1 400 g (14 oz.) pack chow mein noodles, blanched in boiling water according to package instructions
3 Tbsp (45 mL) vegetable oil
1 medium onion, sliced
2 cloves fresh garlic, finely chopped
4 cups (1 L) sliced Napa cabbage
1 cup (250 mL) sliced celery
1 cup (250 mL) quartered button mushrooms
1 tsp (5 mL) sugar
1 cup (250 mL) turkey stock
¼ cup (60 mL) water
2 Tbsp (30 mL) dark soy sauce
2 tsp (10 mL) toasted sesame oil
2 Tbsp (30 mL) cornstarch, dissolved in 4 Tbsp (60 mL) vegetable or turkey stock
1 227 mL can sliced water chestnuts, drained
½ red pepper, sliced
½ green pepper, sliced
2 cups (500 mL) cooked turkey meat, chopped
4 scallions, sliced
In a large colander, pour boiling water over chow mein noodles and set aside.
Using a fork, gently separate the noodles until they are loosened and pour off any excess water. Keep noodles in the colander until ready to add to the balance of ingredients.
In a large skillet or wok, heat the vegetable oil on high and add onion, garlic, cabbage, celery and mushrooms. Lower heat to medium-high and stir-fry for 3 minutes or until the cabbage is wilted. Then add sugar, stock, water, soy sauce, sesame oil and simmer covered for 3 minutes.

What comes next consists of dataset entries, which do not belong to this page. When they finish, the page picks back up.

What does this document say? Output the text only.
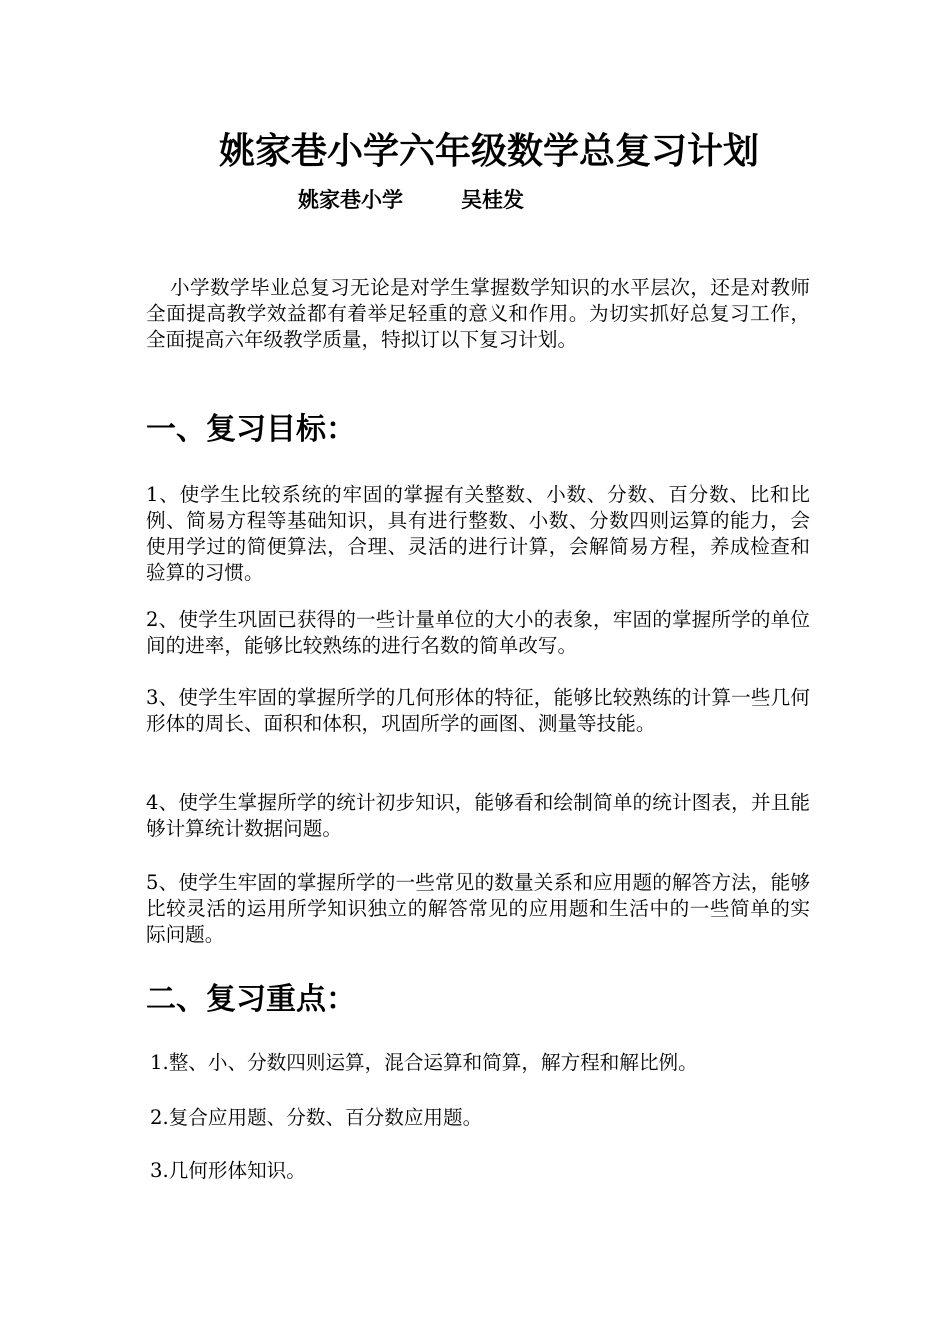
姚家巷小学六年级数学总复习计划
姚家巷小学	吴桂发

小学数学毕业总复习无论是对学生掌握数学知识的水平层次，还是对教师全面提高教学效益都有着举足轻重的意义和作用。为切实抓好总复习工作，全面提高六年级教学质量，特拟订以下复习计划。

一、复习目标：

1、使学生比较系统的牢固的掌握有关整数、小数、分数、百分数、比和比例、简易方程等基础知识，具有进行整数、小数、分数四则运算的能力，会使用学过的简便算法，合理、灵活的进行计算，会解简易方程，养成检查和验算的习惯。

2、使学生巩固已获得的一些计量单位的大小的表象，牢固的掌握所学的单位间的进率，能够比较熟练的进行名数的简单改写。

3、使学生牢固的掌握所学的几何形体的特征，能够比较熟练的计算一些几何形体的周长、面积和体积，巩固所学的画图、测量等技能。

4、使学生掌握所学的统计初步知识，能够看和绘制简单的统计图表，并且能够计算统计数据问题。

5、使学生牢固的掌握所学的一些常见的数量关系和应用题的解答方法，能够比较灵活的运用所学知识独立的解答常见的应用题和生活中的一些简单的实际问题。

二、复习重点：

1.整、小、分数四则运算，混合运算和简算，解方程和解比例。

2.复合应用题、分数、百分数应用题。

3.几何形体知识。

Combine cornstarch and vegetable stock together until smooth then stir into the vegetable mixture along with the sliced red and green peppers, water chestnuts and chopped turkey. Add chow mein noodles, tossing gently to combine evenly. Serve with sliced scallions on top.
Suggested VQA Wine Pairings
Selected by the BC Wine Institute & Wine Country Ontario.
Quail’s Gate 2011 Gewürztraminer
Black Prince Winery 2011 Riesling
Suggested Canadian Brewery Pairings
Selected by Thirst for Knowledge Inc.
Moosehead Cracked Canoe Light Lager
Mill. St Brewery Original Organic Lager
There are lots of light-tasting vegetables in this dish that need a beer that will not be overpowering.